Understanding age assurance vs. age verification vs. age signals
and their impact on children and developers
For companies operating online, safeguarding kids in a digital world means navigating complex data protection rules along with many compliance challenges.
In the vacuum of federal legislation, individual states started passing their own regulations, creating a fast-growing patchwork of age-verification laws across the country. In several U.S. states, such as Florida, Texas, Louisiana, and Utah, among others, “age gating” for adult content is now or will become mandatory. In addition, many social media apps and app stores are now voluntarily “age gating” to meet privacy compliance requirements or reduce liability for AI-generated content. These laws and requirements vary substantially in their scope, applicable age thresholds, definitions of covered platforms, and enforcement frameworks.
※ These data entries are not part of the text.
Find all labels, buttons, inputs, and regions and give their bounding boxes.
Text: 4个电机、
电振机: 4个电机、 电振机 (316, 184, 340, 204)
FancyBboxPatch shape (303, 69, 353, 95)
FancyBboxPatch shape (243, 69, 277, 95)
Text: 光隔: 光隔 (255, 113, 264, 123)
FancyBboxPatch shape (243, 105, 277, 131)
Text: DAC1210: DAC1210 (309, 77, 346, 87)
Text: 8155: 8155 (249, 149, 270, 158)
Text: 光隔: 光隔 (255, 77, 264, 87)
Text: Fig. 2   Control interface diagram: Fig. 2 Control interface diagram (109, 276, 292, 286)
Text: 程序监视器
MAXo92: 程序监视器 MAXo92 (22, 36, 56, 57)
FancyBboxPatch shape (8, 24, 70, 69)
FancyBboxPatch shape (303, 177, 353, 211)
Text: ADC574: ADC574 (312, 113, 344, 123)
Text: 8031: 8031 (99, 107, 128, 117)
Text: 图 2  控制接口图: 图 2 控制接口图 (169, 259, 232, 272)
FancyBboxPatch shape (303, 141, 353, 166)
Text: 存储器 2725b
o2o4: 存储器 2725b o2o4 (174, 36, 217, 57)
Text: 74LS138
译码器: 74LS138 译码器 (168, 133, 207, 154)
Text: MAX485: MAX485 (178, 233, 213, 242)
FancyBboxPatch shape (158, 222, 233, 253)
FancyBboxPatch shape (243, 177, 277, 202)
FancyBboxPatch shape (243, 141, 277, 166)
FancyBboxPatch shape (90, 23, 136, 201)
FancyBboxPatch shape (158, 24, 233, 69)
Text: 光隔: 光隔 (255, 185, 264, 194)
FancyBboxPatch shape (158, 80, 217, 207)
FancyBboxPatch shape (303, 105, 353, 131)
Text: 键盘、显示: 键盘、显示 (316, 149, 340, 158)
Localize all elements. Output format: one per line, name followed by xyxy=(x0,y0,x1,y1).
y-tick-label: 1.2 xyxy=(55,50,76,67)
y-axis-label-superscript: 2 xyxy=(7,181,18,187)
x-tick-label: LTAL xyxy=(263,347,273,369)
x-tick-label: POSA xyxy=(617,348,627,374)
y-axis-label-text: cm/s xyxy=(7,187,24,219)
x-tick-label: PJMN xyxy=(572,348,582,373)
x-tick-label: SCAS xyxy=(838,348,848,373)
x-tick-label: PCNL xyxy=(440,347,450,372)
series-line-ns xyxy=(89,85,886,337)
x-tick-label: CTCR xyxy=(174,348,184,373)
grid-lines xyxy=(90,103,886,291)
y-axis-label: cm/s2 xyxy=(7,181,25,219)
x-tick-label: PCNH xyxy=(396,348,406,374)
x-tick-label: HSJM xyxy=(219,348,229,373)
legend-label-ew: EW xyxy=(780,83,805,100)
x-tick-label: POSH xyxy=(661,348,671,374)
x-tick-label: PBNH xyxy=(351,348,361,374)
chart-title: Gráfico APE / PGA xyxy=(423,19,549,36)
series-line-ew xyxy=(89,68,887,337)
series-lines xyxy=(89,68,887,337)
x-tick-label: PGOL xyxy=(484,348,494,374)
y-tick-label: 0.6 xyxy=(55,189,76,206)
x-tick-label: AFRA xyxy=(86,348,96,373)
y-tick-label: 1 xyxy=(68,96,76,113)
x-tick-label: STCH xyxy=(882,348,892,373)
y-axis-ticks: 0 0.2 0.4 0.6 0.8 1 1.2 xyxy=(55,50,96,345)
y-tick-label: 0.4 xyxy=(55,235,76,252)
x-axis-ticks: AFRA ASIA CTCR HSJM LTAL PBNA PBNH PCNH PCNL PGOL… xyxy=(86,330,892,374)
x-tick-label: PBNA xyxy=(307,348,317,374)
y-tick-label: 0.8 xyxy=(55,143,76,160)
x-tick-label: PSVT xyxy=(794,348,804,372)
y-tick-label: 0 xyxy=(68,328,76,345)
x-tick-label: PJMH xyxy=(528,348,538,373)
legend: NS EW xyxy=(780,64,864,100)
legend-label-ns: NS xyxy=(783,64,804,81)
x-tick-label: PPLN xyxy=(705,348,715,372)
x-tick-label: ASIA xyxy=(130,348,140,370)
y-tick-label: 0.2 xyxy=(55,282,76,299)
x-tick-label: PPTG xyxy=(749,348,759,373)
For companies operating nationwide, that inconsistency is a major compliance obstacle, with implications reaching well beyond the protection of children online. Clear divisions have emerged between those who regard age verification as a necessary safeguard and critics who warn it could normalize a surveilled and censored internet. Profound consequences regarding privacy, speech and digital rights would affect every American, regardless of age.
A legal battleground is taking shape around age assurance, age verification and age signals. The motivations behind these laws are generally positive. Lawmakers want to (i) prevent children from accessing pornographic or other harmful content; (ii) provide age-appropriate content and guardrails regarding suicide, self-harm, and addictive content; and (iii) provide more parental controls around children’s data.
The right way to implement these policy goals, however, is a lot messier.
Here’s the key question everyone needs to consider: How much information are we going to ask people to hand over to “know” their age?
Before wading into this quagmire, let’s at least agree on some key definitions:
Age Assurance – These are techniques to determine a person’s age and can be as low-tech as getting a user to self-report their age, or as high-tech as using AI techniques to “guess” a person’s age based on facial estimation, behavioral analysis or an analysis of data broker information.
Age Verification – This is a subset of age assurance, where there is a high level of proof concerning a person’s age. This includes turning over a driver’s license or other types of digital IDs to access a service.
Age Signals – This is a signal from a device, operating system, or browser that can be based on age assurance or age verification techniques.
California’s Digital Age Assurance Act (AB 1043) set to take effect January 1, 2027 requires operating systems and app stores to obtain age verification upon account creation and then send age brackets via an age signal to developers. Developers cannot use this data or share it for purposes other than identifying a user’s age.
Compared to other age verification laws, which may require multiple websites or services to obtain vast amounts of personal data, this seems like a balanced approach. This law seems to limit the number of parties that collect sensitive data but still provides some level of age assurance for developers. In addition, we would strongly encourage app stores and operating systems to use on-device storage and processing, to further protect sensitive data.
So what do you think? Do you agree with the California approach, and should this approach be adopted nationally?